40 days, 10,700 miles, Jun-Aug 2011

Ray Jardine

Day 2 2011-06-22Silver City to Reserve CS, 165 mi. page 3 of 41

Fueling up first thing in the morning, across from the motel. We stayed at the same motel and ate at the adjacent restaurant during our Hello America bicycle tour; see the bottom of page 8: "I was about to suggest we leave when Jenny decided on a bowl of soup."

Glory hole of the Santa Rita copper mine. My analysis was the same back then as now: "I hoped they fill it back in when finished." :-)

It felt good to be finally riding on the dirt roads. I had been worried about riding on the pavement on the knobbies all that way from home. I needed have worried, it didn't faze them.

A scenic ranch north of Mimbres.

Taking a break in the shade.

At the same spot.

Climbing into the cool forest.

This type of road would likely sustain much damage in a flashflood because it has no provisions for runoff. But then again, it doesn't get much traffic, so probably cheaper to repair when needed.

The route headed down into this pretty canyon. The road diagonalling back out is barely visible in this photo.

Nice stop along the way.

Open water is a rarity in these parts, so this is an often photographed spot. Actually part of someone's ranch.

Along with the water, I started seeing elk.

I saw probably 500 elk throughout the day.

I took this photo then went a little further, and this group came running across the road directly in front of me. It was pretty spectacular.

That was the end of the water.

Endless miles of road through dry terrain.

And endless rocks.

I had a funny feeling riding through this particular area; the people I met and saw didn't seem that friendly.

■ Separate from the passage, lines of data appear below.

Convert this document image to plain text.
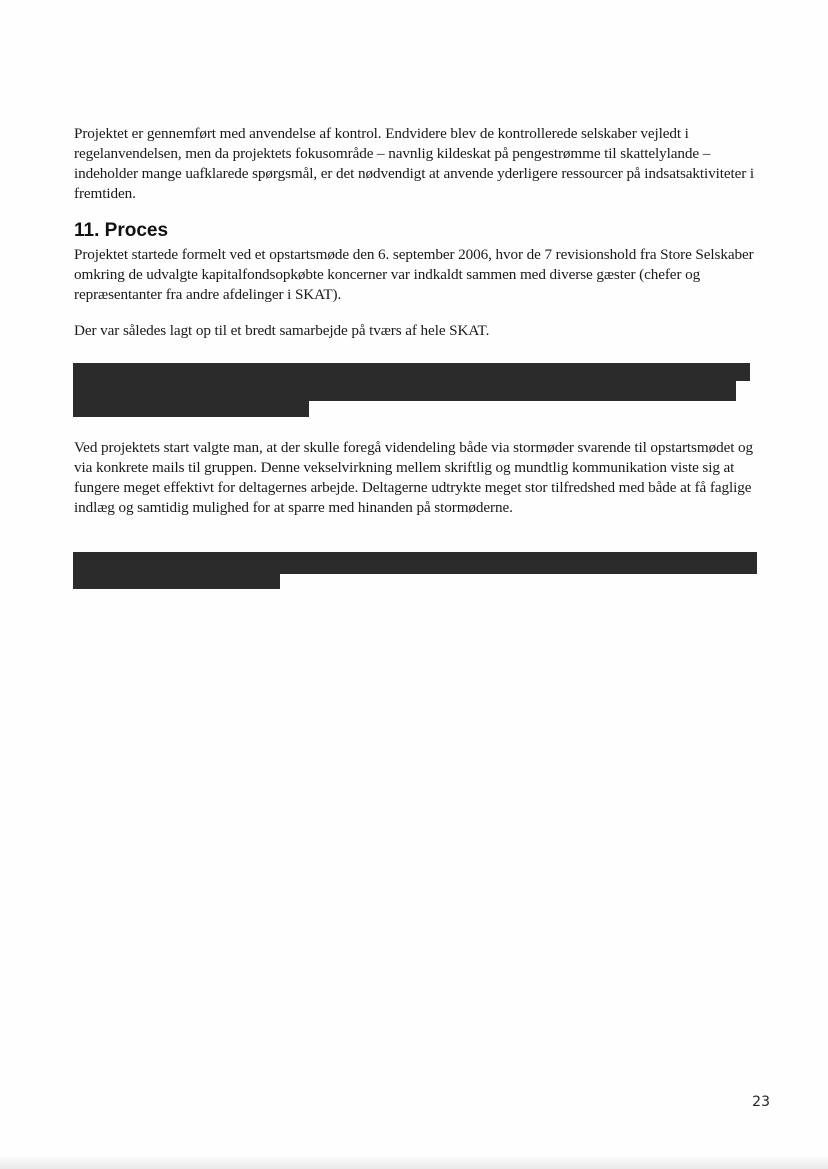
Projektet er gennemført med anvendelse af kontrol. Endvidere blev de kontrollerede selskaber vejledt i regelanvendelsen, men da projektets fokusområde – navnlig kildeskat på pengestrømme til skattelylande – indeholder mange uafklarede spørgsmål, er det nødvendigt at anvende yderligere ressourcer på indsatsaktiviteter i fremtiden.

11. Proces

Projektet startede formelt ved et opstartsmøde den 6. september 2006, hvor de 7 revisionshold fra Store Selskaber omkring de udvalgte kapitalfondsopkøbte koncerner var indkaldt sammen med diverse gæster (chefer og repræsentanter fra andre afdelinger i SKAT).

Der var således lagt op til et bredt samarbejde på tværs af hele SKAT.

Ved projektets start valgte man, at der skulle foregå videndeling både via stormøder svarende til opstartsmødet og via konkrete mails til gruppen. Denne vekselvirkning mellem skriftlig og mundtlig kommunikation viste sig at fungere meget effektivt for deltagernes arbejde. Deltagerne udtrykte meget stor tilfredshed med både at få faglige indlæg og samtidig mulighed for at sparre med hinanden på stormøderne.

23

Maybe they were tired of cyclists asking for water. But I sensed the problems ran a bit deeper than that, whatever they were.

I saw no cyclists to this point, but knew that they ride through here in droves. And they are mostly thirsty. There's no drinkable water for a hundred miles, other than at the wells of the infrequent ranches.

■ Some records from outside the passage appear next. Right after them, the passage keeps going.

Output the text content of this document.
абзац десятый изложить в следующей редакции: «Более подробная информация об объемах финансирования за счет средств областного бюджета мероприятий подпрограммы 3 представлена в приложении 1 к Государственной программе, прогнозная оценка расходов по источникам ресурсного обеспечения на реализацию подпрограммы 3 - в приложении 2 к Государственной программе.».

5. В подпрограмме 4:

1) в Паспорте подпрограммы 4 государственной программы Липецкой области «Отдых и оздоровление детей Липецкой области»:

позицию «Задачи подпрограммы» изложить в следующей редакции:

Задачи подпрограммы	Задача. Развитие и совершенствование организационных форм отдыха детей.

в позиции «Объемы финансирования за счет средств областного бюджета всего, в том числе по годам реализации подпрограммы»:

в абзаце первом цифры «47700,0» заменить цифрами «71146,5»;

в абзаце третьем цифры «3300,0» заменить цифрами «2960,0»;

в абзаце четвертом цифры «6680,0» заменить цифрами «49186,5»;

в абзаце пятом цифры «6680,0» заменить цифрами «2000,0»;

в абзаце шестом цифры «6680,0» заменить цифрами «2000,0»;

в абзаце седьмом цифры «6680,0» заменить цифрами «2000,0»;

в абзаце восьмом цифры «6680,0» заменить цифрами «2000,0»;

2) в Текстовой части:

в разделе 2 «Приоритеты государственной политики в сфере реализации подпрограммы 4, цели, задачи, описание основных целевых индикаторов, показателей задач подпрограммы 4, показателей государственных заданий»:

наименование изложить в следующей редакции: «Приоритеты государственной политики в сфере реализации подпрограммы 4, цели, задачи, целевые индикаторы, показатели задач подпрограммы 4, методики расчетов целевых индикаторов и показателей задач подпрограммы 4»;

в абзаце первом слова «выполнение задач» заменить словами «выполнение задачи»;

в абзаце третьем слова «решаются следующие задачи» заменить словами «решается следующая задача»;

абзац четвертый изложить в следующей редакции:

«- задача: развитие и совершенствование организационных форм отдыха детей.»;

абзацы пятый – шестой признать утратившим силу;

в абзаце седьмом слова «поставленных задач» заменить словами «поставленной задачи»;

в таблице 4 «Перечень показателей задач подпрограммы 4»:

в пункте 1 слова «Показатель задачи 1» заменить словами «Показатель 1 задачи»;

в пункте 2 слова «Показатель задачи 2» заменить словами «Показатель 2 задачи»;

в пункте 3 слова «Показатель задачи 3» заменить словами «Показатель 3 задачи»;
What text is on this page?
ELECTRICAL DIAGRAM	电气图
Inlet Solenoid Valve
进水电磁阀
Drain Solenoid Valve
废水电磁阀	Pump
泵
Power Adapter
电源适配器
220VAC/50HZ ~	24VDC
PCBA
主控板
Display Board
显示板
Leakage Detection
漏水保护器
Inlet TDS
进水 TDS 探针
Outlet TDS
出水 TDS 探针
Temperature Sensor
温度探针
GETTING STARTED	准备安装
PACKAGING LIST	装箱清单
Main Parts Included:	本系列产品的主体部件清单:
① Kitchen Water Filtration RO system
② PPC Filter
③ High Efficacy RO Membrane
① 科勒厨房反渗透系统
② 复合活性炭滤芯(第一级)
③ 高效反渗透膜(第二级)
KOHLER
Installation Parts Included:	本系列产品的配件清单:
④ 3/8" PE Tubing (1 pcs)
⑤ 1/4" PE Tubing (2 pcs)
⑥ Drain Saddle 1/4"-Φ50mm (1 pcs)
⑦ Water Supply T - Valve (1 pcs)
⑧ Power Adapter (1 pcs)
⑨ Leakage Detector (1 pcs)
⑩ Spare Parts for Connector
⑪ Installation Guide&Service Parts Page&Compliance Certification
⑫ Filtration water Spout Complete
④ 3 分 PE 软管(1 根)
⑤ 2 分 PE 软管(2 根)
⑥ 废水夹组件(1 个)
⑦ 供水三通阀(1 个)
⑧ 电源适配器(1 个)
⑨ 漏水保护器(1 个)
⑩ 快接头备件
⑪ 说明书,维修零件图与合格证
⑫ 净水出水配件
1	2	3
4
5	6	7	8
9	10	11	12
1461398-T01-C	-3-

I had a five minute stand-off waiting for this bull (or steer) to get off the road. Actually I was backing up the whole time, because the beast was giving me what seemed a menacing look. It was standing still in the road, facing me; but finally it turned (as I was taking the photo) and moseyed off.

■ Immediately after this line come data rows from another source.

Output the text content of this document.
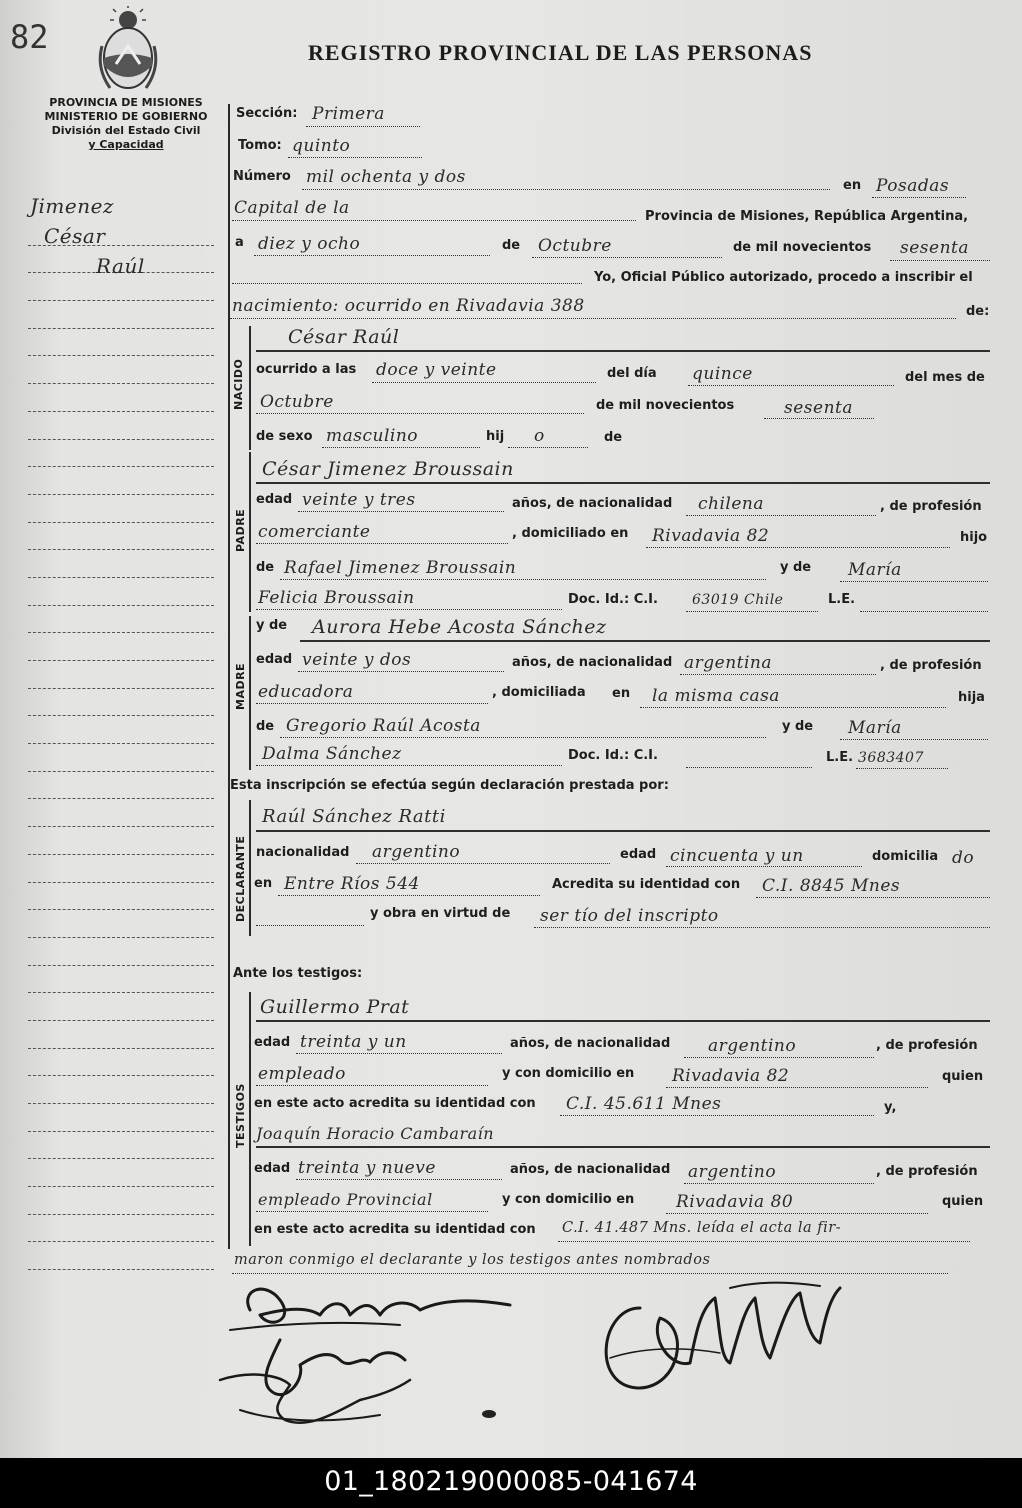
82	REGISTRO PROVINCIAL DE LAS PERSONAS
PROVINCIA DE MISIONES
MINISTERIO DE GOBIERNO
División del Estado Civil
y Capacidad
Jimenez
César
Raúl
Sección: Primera
Tomo: quinto
Número mil ochenta y dos	en Posadas
Capital de la	Provincia de Misiones, República Argentina,
a diez y ocho	de Octubre	de mil novecientos sesenta
Yo, Oficial Público autorizado, procedo a inscribir el
nacimiento: ocurrido en Rivadavia 388	de:
NACIDO
César Raúl
ocurrido a las doce y veinte	del día quince	del mes de
Octubre	de mil novecientos	sesenta
de sexo masculino	hij o	de
PADRE
César Jimenez Broussain
edad veinte y tres	años, de nacionalidad chilena	, de profesión
comerciante	, domiciliado en Rivadavia 82	hijo
de Rafael Jimenez Broussain	y de María
Felicia Broussain	Doc. Id.: C.I. 63019 Chile	L.E.
MADRE
y de Aurora Hebe Acosta Sánchez
edad veinte y dos	años, de nacionalidad argentina	, de profesión
educadora	, domiciliada en la misma casa	hija
de Gregorio Raúl Acosta	y de María
Dalma Sánchez	Doc. Id.: C.I.	L.E. 3683407
Esta inscripción se efectúa según declaración prestada por:
DECLARANTE
Raúl Sánchez Ratti
nacionalidad argentino	edad cincuenta y un	domicilia do
en Entre Ríos 544	Acredita su identidad con C.I. 8845 Mnes
y obra en virtud de ser tío del inscripto
Ante los testigos:
TESTIGOS
Guillermo Prat
edad treinta y un	años, de nacionalidad argentino	, de profesión
empleado	y con domicilio en Rivadavia 82	quien
en este acto acredita su identidad con C.I. 45.611 Mnes	y,
Joaquín Horacio Cambaraín
edad treinta y nueve	años, de nacionalidad argentino	, de profesión
empleado Provincial	y con domicilio en Rivadavia 80	quien
en este acto acredita su identidad con C.I. 41.487 Mns. leída el acta la fir-
maron conmigo el declarante y los testigos antes nombrados
01_180219000085-041674
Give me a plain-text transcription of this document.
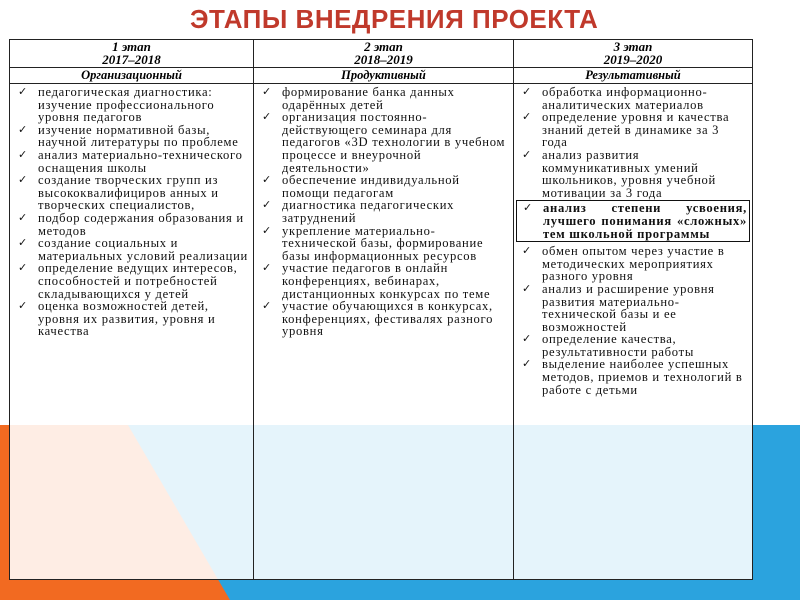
ЭТАПЫ ВНЕДРЕНИЯ ПРОЕКТА
1 этап
2017–2018
Организационный
✓ педагогическая диагностика: изучение профессионального уровня педагогов
✓ изучение нормативной базы, научной литературы по проблеме
✓ анализ материально-технического оснащения школы
✓ создание творческих групп из высококвалифициров анных и творческих специалистов,
✓ подбор содержания образования и методов
✓ создание социальных и материальных условий реализации
✓ определение ведущих интересов, способностей и потребностей складывающихся у детей
✓ оценка возможностей детей, уровня их развития, уровня и качества
2 этап
2018–2019
Продуктивный
✓ формирование банка данных одарённых детей
✓ организация постоянно-действующего семинара для педагогов «3D технологии в учебном процессе и внеурочной деятельности»
✓ обеспечение индивидуальной помощи педагогам
✓ диагностика педагогических затруднений
✓ укрепление материально-технической базы, формирование базы информационных ресурсов
✓ участие педагогов в онлайн конференциях, вебинарах, дистанционных конкурсах по теме
✓ участие обучающихся в конкурсах, конференциях, фестивалях разного уровня
3 этап
2019–2020
Результативный
✓ обработка информационно-аналитических материалов
✓ определение уровня и качества знаний детей в динамике за 3 года
✓ анализ развития коммуникативных умений школьников, уровня учебной мотивации за 3 года
✓ анализ степени усвоения, лучшего понимания «сложных» тем школьной программы
✓ обмен опытом через участие в методических мероприятиях разного уровня
✓ анализ и расширение уровня развития материально-технической базы и ее возможностей
✓ определение качества, результативности работы
✓ выделение наиболее успешных методов, приемов и технологий в работе с детьми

In 1992 Jenny and I had hiked this road, and this is how we obtained our water - from wells such as this. Like before, the days were windless; so I had climbed up the windmill tower and spun the blades by hand, while at the same time Jenny collected the runoff from the pipe in a water bottle. Now I was alone, so could not obtain water here. And I didn't want to bother anyone at the ranches, so had to go thirsty throughout the afternoon.

This bird (Western tanager) wants a drink but can't quite reach the water. I have found dead birds that have drowned in such tanks because they apparently fell in and couldn't get back out. So I usually leave a stick floating in the water so any hapless bird can climb on to that, and take flight from there.

Reaching Highway 12, I detoured SW to the small town of Reserve for water, food and fuel. There I met my first friendly motorcyclist of the trip, a local guy who stopped his pickup for a chat. He sounded like he knew the dirt roads in the area like the back of his hand. On my way again, I rode 5 miles back to a FS spur road, and pulled off the highway to find a place to camp.

The end of a long and fun day of riding.

The story has 41 pages. This is page 3.